The lighting from James Whiteside is superb, gently leading the eye into the action, setting ambience and atmosphere with a subtle conviction, his nightclub setting up was filled with sly humour, my companion adored it and was impressed with the production in general.
The real cigarette smoke puffed across the audience and real cooking & smells associated added a sensual delight and domestic tenderness to this play which was wonderfully convincing. Costume is delightful; Ed’s trousers in particular are an arresting addition. The small set is a lovely affair keeping us domestically cosy and allowing us out into the dressing rooms and darkrooms of the New York Gay scene. Desiner Ryan Dawson Laight has done this small space proud.

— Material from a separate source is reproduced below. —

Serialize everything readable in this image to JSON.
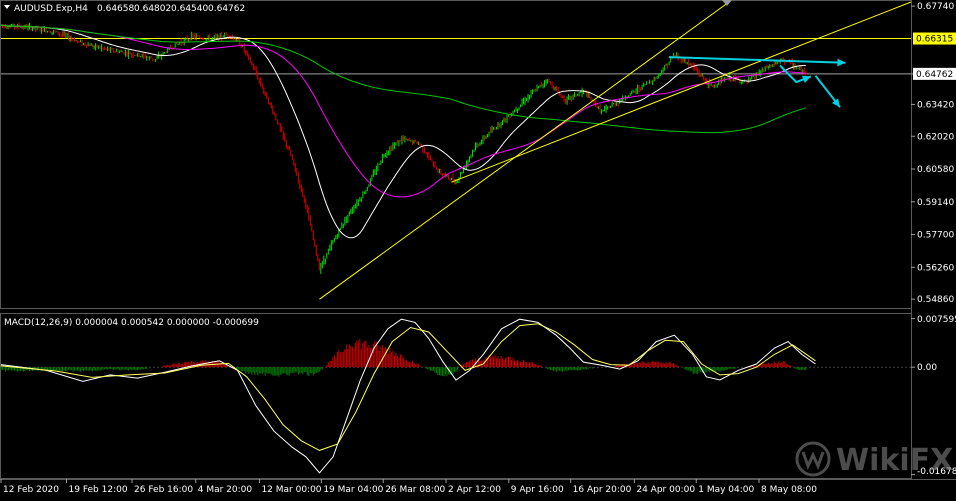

Did I miss the songs and some the very deep drag humour, yes I did, but as this is Harvey Fierstein own chopping and pruning of the original trio of plays to make one strong narrative I kind of forgave it as, seduced from the opening monologue into the supreme efficiently and emotional punchiness of his writing, I let Torch Song do it’s stuff.
Over the last 40 years many of these cries for fairness and justice have been answered across the world, but its beating heart, the demand for love and respect on your own authentic terms still screams at the moon. The final scene, although hefty and punchy has lost some of its tenderness and although I welled up, no tears come, whether than means I’ve become a cynical old queen in the last 20 years or the play fails to connect to its heart at the last I’ll leave up to you.
This is fundamentally a play about truth, everyone tells their truth, there is no judgement or blame (although plenty of shouting) and that’s the essence of superb writing. It speaks to us today as it did, not as raspy or shrill or urgent as it was then, but as matured, insistent and commanding.
The Theatre itself, stretching off into the brick vaulted distance is very comfortable, as you would imagine for an arts venue in such a swish developer led area, and is not only fully accessible but some thought has gone into what that actually means for people using the space. The staff couldn’t be more help and are charm itself. Cute too. Although Nouveau-Battersea is a gleaming soulless Gattaca writ large the Turbine Theatre maintains some charm and character, cosily leaning into the bricks and mortar of reclaimed industrial Victorian might and its sophisticated lighting and staging units seem more than adequate for this production, I’d be interested to see how it changes the space for others to come.
A very easy journey up from Brighton, Gatwick Express up to Victoria then number 44 bus ( outside the Grosvenor Hotel just outside station entrance) takes you a lovely 10 min journey through Chelsea and over Chelsea bridge, then it’s a short walk down to the riverfront and you’re there. Easy and a place I suspect I’m going to enjoy seeing develop its artistic breadth over the coming years and as Arnold says in the first few moments of the play ‘you get used to the rumbling of the trains overhead’.